A brief summary of ideas laid out in a new futurist book, Technology’s Promise: Expert Knowledge on the Transformation of Business and Society, by William E. Halal:
2010: The World Online. The decade should continue to focus on intelligent advances in information systems and e-commerce. The world in 2010 is almost certain to be smarter, faster, and fully wired, setting the stage for the breakthroughs to come.
2020: High-Tech Arrives. This decisive period should see major breakthroughs in high tech. Green business, alternative energy, and other practices are likely to ensure ecological sustainability.

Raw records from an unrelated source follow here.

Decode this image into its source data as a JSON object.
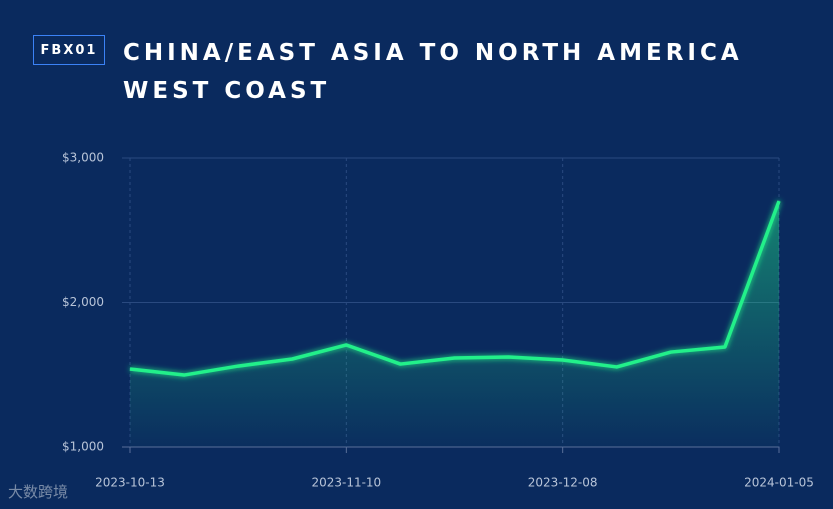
{
  "badge": "FBX01",
  "watermark": "大数跨境",
  "chart_data": {
    "type": "line",
    "title": "CHINA/EAST ASIA TO NORTH AMERICA WEST COAST",
    "x": [
      "2023-10-13",
      "2023-10-20",
      "2023-10-27",
      "2023-11-03",
      "2023-11-10",
      "2023-11-17",
      "2023-11-24",
      "2023-12-01",
      "2023-12-08",
      "2023-12-15",
      "2023-12-22",
      "2023-12-29",
      "2024-01-05"
    ],
    "series": [
      {
        "name": "FBX01",
        "color": "#22f08a",
        "values": [
          1540,
          1498,
          1560,
          1609,
          1706,
          1574,
          1616,
          1623,
          1602,
          1554,
          1657,
          1692,
          2702
        ]
      }
    ],
    "xlim": [
      "2023-10-13",
      "2024-01-05"
    ],
    "xticks": [
      "2023-10-13",
      "2023-11-10",
      "2023-12-08",
      "2024-01-05"
    ],
    "ylim": [
      1000,
      3000
    ],
    "yticks": [
      {
        "value": 1000,
        "label": "$1,000"
      },
      {
        "value": 2000,
        "label": "$2,000"
      },
      {
        "value": 3000,
        "label": "$3,000"
      }
    ],
    "grid": true
  }
}
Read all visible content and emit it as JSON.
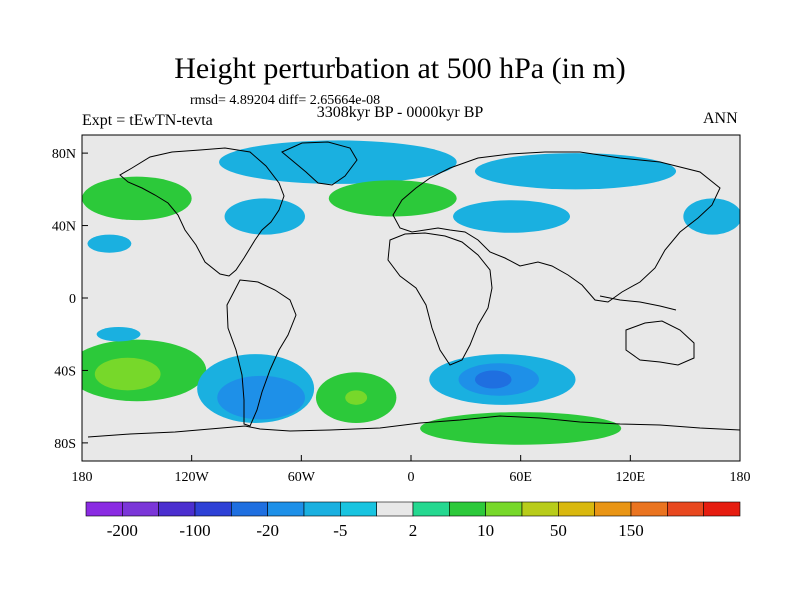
{
  "figure": {
    "title": "Height perturbation at 500 hPa (in m)",
    "stats": "rmsd= 4.89204 diff= 2.65664e-08",
    "experiment": "Expt = tEwTN-tevta",
    "period": "3308kyr BP - 0000kyr BP",
    "season": "ANN"
  },
  "axes": {
    "lon_ticks": [
      {
        "value": -180,
        "label": "180"
      },
      {
        "value": -120,
        "label": "120W"
      },
      {
        "value": -60,
        "label": "60W"
      },
      {
        "value": 0,
        "label": "0"
      },
      {
        "value": 60,
        "label": "60E"
      },
      {
        "value": 120,
        "label": "120E"
      },
      {
        "value": 180,
        "label": "180"
      }
    ],
    "lat_ticks": [
      {
        "value": 80,
        "label": "80N"
      },
      {
        "value": 40,
        "label": "40N"
      },
      {
        "value": 0,
        "label": "0"
      },
      {
        "value": -40,
        "label": "40S"
      },
      {
        "value": -80,
        "label": "80S"
      }
    ],
    "lon_range": [
      -180,
      180
    ],
    "lat_range": [
      -90,
      90
    ]
  },
  "colorbar": {
    "colors": [
      "#8a2be2",
      "#7b36d8",
      "#4b2fcf",
      "#2e41d6",
      "#1f6fe0",
      "#1e90e8",
      "#1ab0e0",
      "#19c4e0",
      "#e8e8e8",
      "#25d890",
      "#2cc93a",
      "#77d82a",
      "#b8cc1a",
      "#d9b80e",
      "#e99515",
      "#ea7420",
      "#e8481f",
      "#e61d10"
    ],
    "labels": [
      {
        "after_box": 1,
        "text": "-200"
      },
      {
        "after_box": 3,
        "text": "-100"
      },
      {
        "after_box": 5,
        "text": "-20"
      },
      {
        "after_box": 7,
        "text": "-5"
      },
      {
        "after_box": 9,
        "text": "2"
      },
      {
        "after_box": 11,
        "text": "10"
      },
      {
        "after_box": 13,
        "text": "50"
      },
      {
        "after_box": 15,
        "text": "150"
      }
    ]
  },
  "field": {
    "background_color": "#e8e8e8",
    "regions": [
      {
        "name": "south-pacific-high",
        "color": "#2cc93a",
        "lon": -150,
        "lat": -40,
        "rlon": 38,
        "rlat": 17
      },
      {
        "name": "south-pacific-core",
        "color": "#77d82a",
        "lon": -155,
        "lat": -42,
        "rlon": 18,
        "rlat": 9
      },
      {
        "name": "south-america-low",
        "color": "#1ab0e0",
        "lon": -85,
        "lat": -50,
        "rlon": 32,
        "rlat": 19
      },
      {
        "name": "south-america-low-core",
        "color": "#1e90e8",
        "lon": -82,
        "lat": -55,
        "rlon": 24,
        "rlat": 12
      },
      {
        "name": "south-atlantic-high",
        "color": "#2cc93a",
        "lon": -30,
        "lat": -55,
        "rlon": 22,
        "rlat": 14
      },
      {
        "name": "south-atlantic-core",
        "color": "#77d82a",
        "lon": -30,
        "lat": -55,
        "rlon": 6,
        "rlat": 4
      },
      {
        "name": "indian-ocean-low",
        "color": "#1ab0e0",
        "lon": 50,
        "lat": -45,
        "rlon": 40,
        "rlat": 14
      },
      {
        "name": "indian-ocean-low-core",
        "color": "#1e90e8",
        "lon": 48,
        "lat": -45,
        "rlon": 22,
        "rlat": 9
      },
      {
        "name": "indian-ocean-low-center",
        "color": "#1f6fe0",
        "lon": 45,
        "lat": -45,
        "rlon": 10,
        "rlat": 5
      },
      {
        "name": "antarctic-ridge",
        "color": "#2cc93a",
        "lon": 60,
        "lat": -72,
        "rlon": 55,
        "rlat": 9
      },
      {
        "name": "arctic-low",
        "color": "#1ab0e0",
        "lon": -40,
        "lat": 75,
        "rlon": 65,
        "rlat": 12
      },
      {
        "name": "siberia-low",
        "color": "#1ab0e0",
        "lon": 90,
        "lat": 70,
        "rlon": 55,
        "rlat": 10
      },
      {
        "name": "atlantic-ridge",
        "color": "#2cc93a",
        "lon": -10,
        "lat": 55,
        "rlon": 35,
        "rlat": 10
      },
      {
        "name": "central-asia-low",
        "color": "#1ab0e0",
        "lon": 55,
        "lat": 45,
        "rlon": 32,
        "rlat": 9
      },
      {
        "name": "north-pacific-high",
        "color": "#2cc93a",
        "lon": -150,
        "lat": 55,
        "rlon": 30,
        "rlat": 12
      },
      {
        "name": "north-america-low",
        "color": "#1ab0e0",
        "lon": -80,
        "lat": 45,
        "rlon": 22,
        "rlat": 10
      },
      {
        "name": "west-pacific-low",
        "color": "#1ab0e0",
        "lon": 165,
        "lat": 45,
        "rlon": 16,
        "rlat": 10
      },
      {
        "name": "east-pacific-low",
        "color": "#1ab0e0",
        "lon": -165,
        "lat": 30,
        "rlon": 12,
        "rlat": 5
      },
      {
        "name": "tropical-pacific-low",
        "color": "#1ab0e0",
        "lon": -160,
        "lat": -20,
        "rlon": 12,
        "rlat": 4
      }
    ]
  }
}
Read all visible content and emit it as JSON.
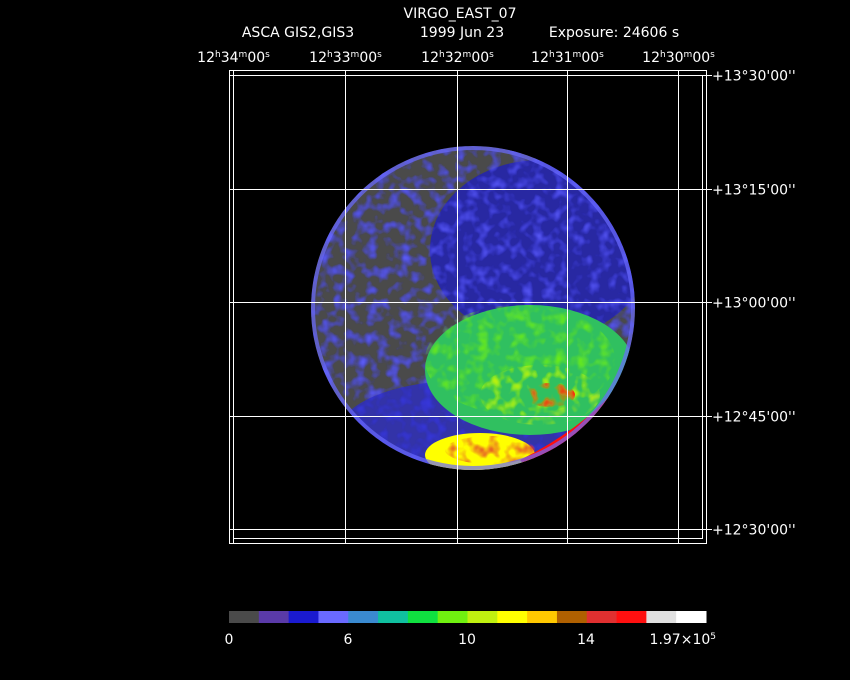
{
  "header": {
    "title": "VIRGO_EAST_07",
    "instrument": "ASCA GIS2,GIS3",
    "date": "1999 Jun 23",
    "exposure": "Exposure: 24606 s"
  },
  "ra_labels": [
    [
      "12",
      "h",
      "34",
      "m",
      "00",
      "s"
    ],
    [
      "12",
      "h",
      "33",
      "m",
      "00",
      "s"
    ],
    [
      "12",
      "h",
      "32",
      "m",
      "00",
      "s"
    ],
    [
      "12",
      "h",
      "31",
      "m",
      "00",
      "s"
    ],
    [
      "12",
      "h",
      "30",
      "m",
      "00",
      "s"
    ]
  ],
  "dec_labels": [
    "+13°30'00''",
    "+13°15'00''",
    "+13°00'00''",
    "+12°45'00''",
    "+12°30'00''"
  ],
  "colorbar": {
    "colors": [
      "#4a4a4a",
      "#5a3aa8",
      "#1a1ad0",
      "#6a6aff",
      "#3a8ad0",
      "#10c0a0",
      "#10e040",
      "#70f010",
      "#c0f010",
      "#ffff00",
      "#ffc800",
      "#b06000",
      "#e03030",
      "#ff1010",
      "#e0e0e0",
      "#ffffff"
    ],
    "labels": [
      [
        "0"
      ],
      [
        "6"
      ],
      [
        "10"
      ],
      [
        "14"
      ],
      [
        "1.97×10",
        "5"
      ]
    ]
  }
}
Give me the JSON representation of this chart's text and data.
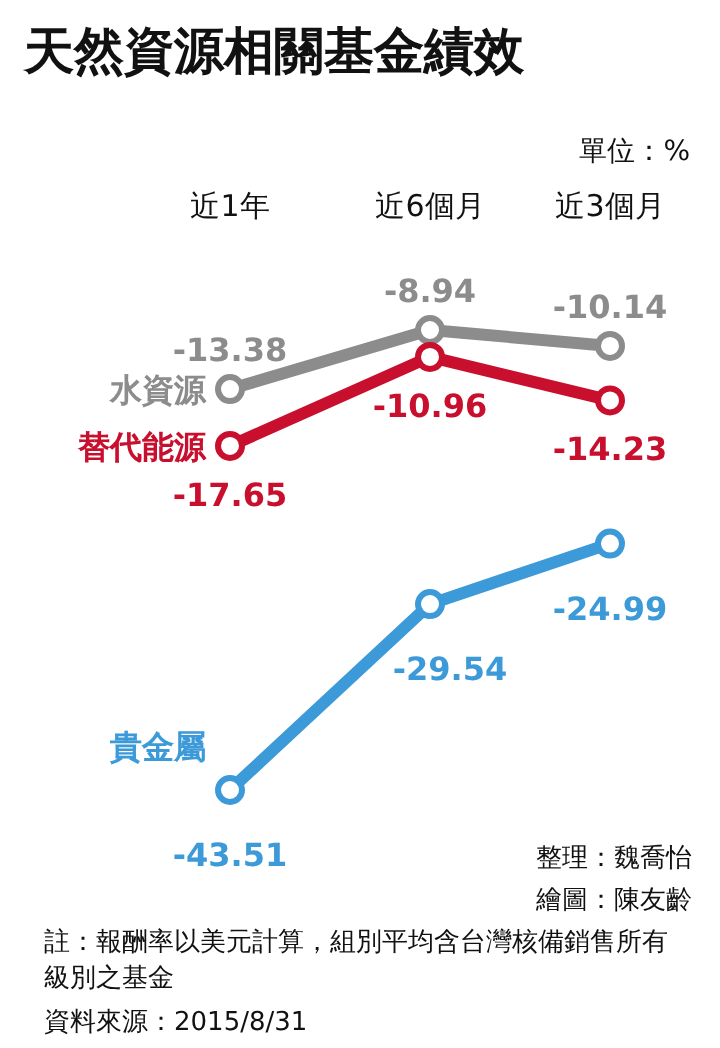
{
  "chart_data": {
    "type": "line",
    "title": "天然資源相關基金績效",
    "subtitle": "單位：%",
    "categories": [
      "近1年",
      "近6個月",
      "近3個月"
    ],
    "series": [
      {
        "name": "水資源",
        "color": "#8c8c8c",
        "values": [
          -13.38,
          -8.94,
          -10.14
        ]
      },
      {
        "name": "替代能源",
        "color": "#c8102e",
        "values": [
          -17.65,
          -10.96,
          -14.23
        ]
      },
      {
        "name": "貴金屬",
        "color": "#3d9ad9",
        "values": [
          -43.51,
          -29.54,
          -24.99
        ]
      }
    ],
    "data_labels": true,
    "marker": "circle",
    "line_style": "solid",
    "annotations": [
      "整理：魏喬怡",
      "繪圖：陳友齡",
      "註：報酬率以美元計算，組別平均含台灣核備銷售所有級別之基金",
      "資料來源：2015/8/31"
    ]
  }
}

AI should permeate life, and the next generation of quantum/optical computing will permit huge advances in telemedicine, virtual education, and e-government. Biotech should mature, providing personalized medicine, genetic therapy, cancer cures, and other advanced health care.
2030: Crisis of Maturity. Industrialization will reach most developing nations at this point, with as many as 5 billion people living at modern levels of consumption. Although technological powers will be vast, intercultural conflict, weapons of mass destruction, and threats of environmental collapse are likely to grow into such challenges that they force a global shift in consciousness.
2040-2050: Global Order. Civilization has withstood the Fall of Rome, World Wars I and II, and threats of nuclear holocaust, and it will probably survive globalization. The challenges facing civilization are likely to be resolved to form a modernized, fairly harmonious globe, somewhat like a far larger and more diverse version of the United States or European Union. Local wars, ecological disasters, and other mishaps will continue, of course, but limited to the normal dysfunctions of any social system.